For those lucky few who are blessed with exceptional athletic skills, a life of celebrity, fame, adoring fans, and fortune may await you. At the very least, you will have many friends, people who take an interest in your life and tell you that you are special. Of course this sounds wonderful, and we all dream of becoming that sports superstar that the world idolizes and loves. But the world’s true heroes are those athletes who use their fame to help others who are not so fortunate.

One of the finest examples of this can be found in a recent article written about Notre Dame hockey player Anders Bjork. The article is called Sunday Brunch: Mr. B and Room 208. It is about Anders’s involvement with a 3rd grade class in an underprivileged South Bend neighborhood. When I started reading the article, I thought I was going to read just another story about a college athlete giving up one hour/week to meet his graduation requirements. Boy was I wrong! The teacher of the class writes the article, and she spares the reader no details about what Anders means to her students. By the end of the article I was in tears, so awestruck by what an athlete can accomplish when their heart is bigger than their ego. Anders Bjork is an amazing young man, with a true gift for caring.

I met Anders during his 2 years at USA Hockey’s National Team Development Program (NTDP). I always noticed his warm, caring personality, he seemed so much more mature and genuine than most of the other 16 year old players on the team. What Anders always seemed to understand is that with privilege comes responsibility.

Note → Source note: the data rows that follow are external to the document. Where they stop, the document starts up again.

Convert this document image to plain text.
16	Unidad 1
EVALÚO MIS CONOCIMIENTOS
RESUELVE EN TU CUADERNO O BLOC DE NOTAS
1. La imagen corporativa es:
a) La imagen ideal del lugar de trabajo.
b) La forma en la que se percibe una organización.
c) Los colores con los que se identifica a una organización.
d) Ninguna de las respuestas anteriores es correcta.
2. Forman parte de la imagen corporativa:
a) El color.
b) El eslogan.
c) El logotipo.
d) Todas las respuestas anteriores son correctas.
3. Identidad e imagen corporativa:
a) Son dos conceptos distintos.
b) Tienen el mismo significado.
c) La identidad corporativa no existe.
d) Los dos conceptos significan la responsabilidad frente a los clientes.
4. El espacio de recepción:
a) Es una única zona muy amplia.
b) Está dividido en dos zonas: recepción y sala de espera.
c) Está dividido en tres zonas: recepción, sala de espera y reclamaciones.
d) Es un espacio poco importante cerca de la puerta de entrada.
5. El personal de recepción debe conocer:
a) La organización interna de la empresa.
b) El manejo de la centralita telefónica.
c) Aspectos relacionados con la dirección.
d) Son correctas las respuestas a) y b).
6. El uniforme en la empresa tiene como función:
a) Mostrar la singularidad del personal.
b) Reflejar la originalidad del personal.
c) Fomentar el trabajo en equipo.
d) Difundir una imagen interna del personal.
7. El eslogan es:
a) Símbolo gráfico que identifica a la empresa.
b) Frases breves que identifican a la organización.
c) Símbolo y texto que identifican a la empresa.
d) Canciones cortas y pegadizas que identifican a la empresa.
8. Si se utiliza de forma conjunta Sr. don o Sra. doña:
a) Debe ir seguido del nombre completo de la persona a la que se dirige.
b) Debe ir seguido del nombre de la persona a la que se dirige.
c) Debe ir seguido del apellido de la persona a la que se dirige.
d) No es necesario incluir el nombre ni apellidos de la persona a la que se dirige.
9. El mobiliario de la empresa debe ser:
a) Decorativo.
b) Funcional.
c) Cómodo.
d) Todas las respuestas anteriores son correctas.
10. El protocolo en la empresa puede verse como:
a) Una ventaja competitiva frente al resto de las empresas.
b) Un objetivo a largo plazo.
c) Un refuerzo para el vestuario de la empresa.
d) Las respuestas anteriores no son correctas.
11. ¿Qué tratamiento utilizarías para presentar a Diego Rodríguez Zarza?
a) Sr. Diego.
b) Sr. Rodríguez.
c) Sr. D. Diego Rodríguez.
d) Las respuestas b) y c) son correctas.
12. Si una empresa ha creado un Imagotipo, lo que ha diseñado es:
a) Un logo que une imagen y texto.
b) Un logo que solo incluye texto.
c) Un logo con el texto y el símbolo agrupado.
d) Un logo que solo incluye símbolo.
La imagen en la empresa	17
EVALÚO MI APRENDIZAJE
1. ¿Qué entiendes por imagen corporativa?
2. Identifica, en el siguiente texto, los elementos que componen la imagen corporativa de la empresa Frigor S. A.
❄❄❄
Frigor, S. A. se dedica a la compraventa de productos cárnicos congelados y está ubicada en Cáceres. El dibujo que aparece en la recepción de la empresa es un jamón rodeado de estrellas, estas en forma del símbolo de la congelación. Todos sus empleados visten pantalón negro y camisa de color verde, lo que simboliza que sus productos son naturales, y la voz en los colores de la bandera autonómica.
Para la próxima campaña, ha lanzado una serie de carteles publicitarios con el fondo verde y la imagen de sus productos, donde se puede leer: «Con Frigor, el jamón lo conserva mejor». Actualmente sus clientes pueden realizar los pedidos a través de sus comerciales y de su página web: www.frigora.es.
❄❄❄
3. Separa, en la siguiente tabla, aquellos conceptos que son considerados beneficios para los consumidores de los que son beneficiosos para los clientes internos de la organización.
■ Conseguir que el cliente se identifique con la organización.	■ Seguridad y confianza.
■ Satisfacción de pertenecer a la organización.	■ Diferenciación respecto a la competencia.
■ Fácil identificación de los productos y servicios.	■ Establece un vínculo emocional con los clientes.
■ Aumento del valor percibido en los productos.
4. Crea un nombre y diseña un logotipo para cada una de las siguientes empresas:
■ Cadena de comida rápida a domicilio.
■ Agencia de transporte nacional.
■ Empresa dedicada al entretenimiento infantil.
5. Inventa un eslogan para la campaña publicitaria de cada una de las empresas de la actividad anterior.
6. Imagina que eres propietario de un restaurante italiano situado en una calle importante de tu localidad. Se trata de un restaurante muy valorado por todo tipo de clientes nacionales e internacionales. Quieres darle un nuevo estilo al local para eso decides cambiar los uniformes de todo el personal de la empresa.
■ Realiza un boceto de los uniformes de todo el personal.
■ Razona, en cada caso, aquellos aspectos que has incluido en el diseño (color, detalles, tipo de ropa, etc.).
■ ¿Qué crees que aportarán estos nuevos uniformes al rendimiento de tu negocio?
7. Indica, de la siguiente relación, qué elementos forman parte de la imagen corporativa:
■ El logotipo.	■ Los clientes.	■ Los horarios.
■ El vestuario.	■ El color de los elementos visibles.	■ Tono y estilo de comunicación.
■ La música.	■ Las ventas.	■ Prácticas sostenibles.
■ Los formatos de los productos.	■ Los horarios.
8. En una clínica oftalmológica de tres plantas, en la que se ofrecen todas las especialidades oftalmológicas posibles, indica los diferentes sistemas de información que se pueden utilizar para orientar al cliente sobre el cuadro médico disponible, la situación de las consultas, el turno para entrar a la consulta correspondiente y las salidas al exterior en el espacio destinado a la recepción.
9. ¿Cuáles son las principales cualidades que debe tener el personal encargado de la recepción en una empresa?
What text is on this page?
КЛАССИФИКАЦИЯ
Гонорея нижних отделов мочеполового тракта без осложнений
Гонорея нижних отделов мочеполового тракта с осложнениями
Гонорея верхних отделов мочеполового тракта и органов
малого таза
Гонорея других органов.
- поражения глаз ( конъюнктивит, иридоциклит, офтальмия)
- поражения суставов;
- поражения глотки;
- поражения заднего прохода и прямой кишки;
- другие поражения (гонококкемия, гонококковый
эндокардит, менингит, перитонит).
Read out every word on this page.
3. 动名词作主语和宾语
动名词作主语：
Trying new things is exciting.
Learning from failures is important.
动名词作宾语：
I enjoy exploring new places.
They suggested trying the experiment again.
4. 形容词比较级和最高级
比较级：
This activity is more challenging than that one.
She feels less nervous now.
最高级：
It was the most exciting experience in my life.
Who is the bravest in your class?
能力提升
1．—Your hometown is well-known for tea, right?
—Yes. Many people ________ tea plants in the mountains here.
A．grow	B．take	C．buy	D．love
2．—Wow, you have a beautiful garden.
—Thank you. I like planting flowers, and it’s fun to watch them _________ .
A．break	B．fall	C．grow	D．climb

I am sad to report that this seems to be the exception, rather than the rule, for most young athletic superstars. With overbearing parents living vicariously through their kids, always pushing to have their kids play “up” in hopes of providing the child with a more competitive training environment, it is my opinion that the higher skilled players are always being removed from settings where they could learn to provide leadership. What’s wrong with letting your child stay with their own birth year and start learning how to give back by leading their teammates? Leadership requires practice, and if you are always the youngest and the least skilled on a team, you are not going to have any chances to practice those skills. Worse yet, older kids who may be socially inappropriate for them will surround your younger child. What this usually fosters is a highly skilled young player with a chip on his/her shoulder about how great they are and a false sense of confidence. After 35 years of coaching hockey players, including hundreds of thousands of hours spent in ice rink lobbies, locker rooms, and in the stands, I can safely say that most top-notch players do not possess strong moral character. As parents and coaches, we all need to make sure that our young athletes are being taught life-skills first, hockey skills second.

So while your child is riding the “I am the greatest train”, don’t forget to teach them charity, kindness, and responsibility to others. Make sure they understand that they have a responsibility to give back to all those who supported them on their way to the top. Teach your young athlete that they are in the unique position of being someone that other people will look up to and listen to. Make sure they know that giving back to their community by providing leadership and love to those who may not have those things in their life is one of the most heroic things any of us can do.